I'm trying to get an AWS ECS hello world working but I'm confused by how task definition roles are mapping to actual roles on my EC2 instances.
When creating a task definition, there is the "Task role", which I left as "None" and the "Task execution role", which I let auto-create and fill in as "ecsTaskExecutionRole". However, when I do a deployment the EC2 instances are listed with the IAM role "ecsInstanceRole", which was also auto-created along with "ecsTaskExecutionRole".
To my understanding:
the "Task role" is a role assumed internally by containers to allow them to e.g. access S3, so it's fine to leave that as None since I don't need to access any other AWS resources.
the "Task execution role" is assumed by the container agent, so I was expecting this to show up as the role of the EC2 instance, but instead I'm seeing the EC2 instance assigned the "ecsInstanceRole" and the "ecsTaskExecutionRole" appears to have no activity whatsoever.
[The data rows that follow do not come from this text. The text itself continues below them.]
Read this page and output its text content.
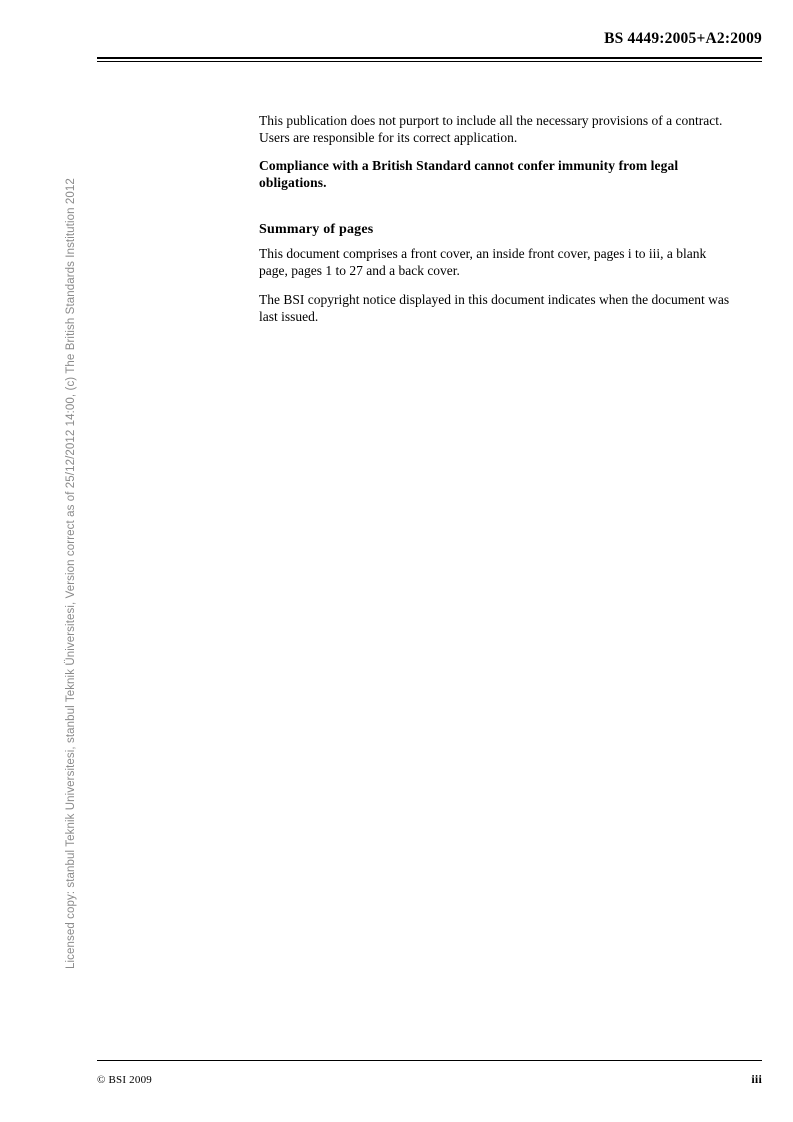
Licensed copy: stanbul Teknik Universitesi, stanbul Teknik Üniversitesi, Version correct as of 25/12/2012 14:00, (c) The British Standards Institution 2012
BS 4449:2005+A2:2009

This publication does not purport to include all the necessary provisions of a contract. Users are responsible for its correct application.

Compliance with a British Standard cannot confer immunity from legal obligations.

Summary of pages

This document comprises a front cover, an inside front cover, pages i to iii, a blank page, pages 1 to 27 and a back cover.

The BSI copyright notice displayed in this document indicates when the document was last issued.

© BSI 2009	iii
Is this the expected behavior?
This is the role assumed by the EC2 instance that allows gives it permission to register itself with the ECS cluster. This role is not used if you are deploying to Fargate instead of EC2.
This is the role assumed by the AWS ECS service itself, in order to access the things it needs to deploy your ECS task. This is used for things like accessing ECR to pull your container image, to push your task's logs to CloudWatch, and to pull secrets from SecretsManager or SSM Parameter Store if you have those configured in your task definition.
This is the role provided to any code running in your ECS Task container that needs to make calls to AWS services. This role is optional, and only needed if you have code inside your container that is using the AWS CLI tool or AWS SDK to make calls to the AWS API.
the "Task execution role" is assumed by the container agent, so I was expecting this to show up as the role of the EC2 instance, but instead I'm seeing the EC2 instance assigned the "ecsInstanceRole" and the "ecsTaskExecutionRole" appears to have no activity whatsoever.
If you are deploying to EC2 then there is some overlap with these two roles. The Instance Role is the role assumed by the ECS agent running on the EC2 instance. The documentation states that the Task Execution Role is still used in EC2 deployments for the purposes of pulling secret values out of Secrets Manager and SSM Parameter store, and for accessing private image registries.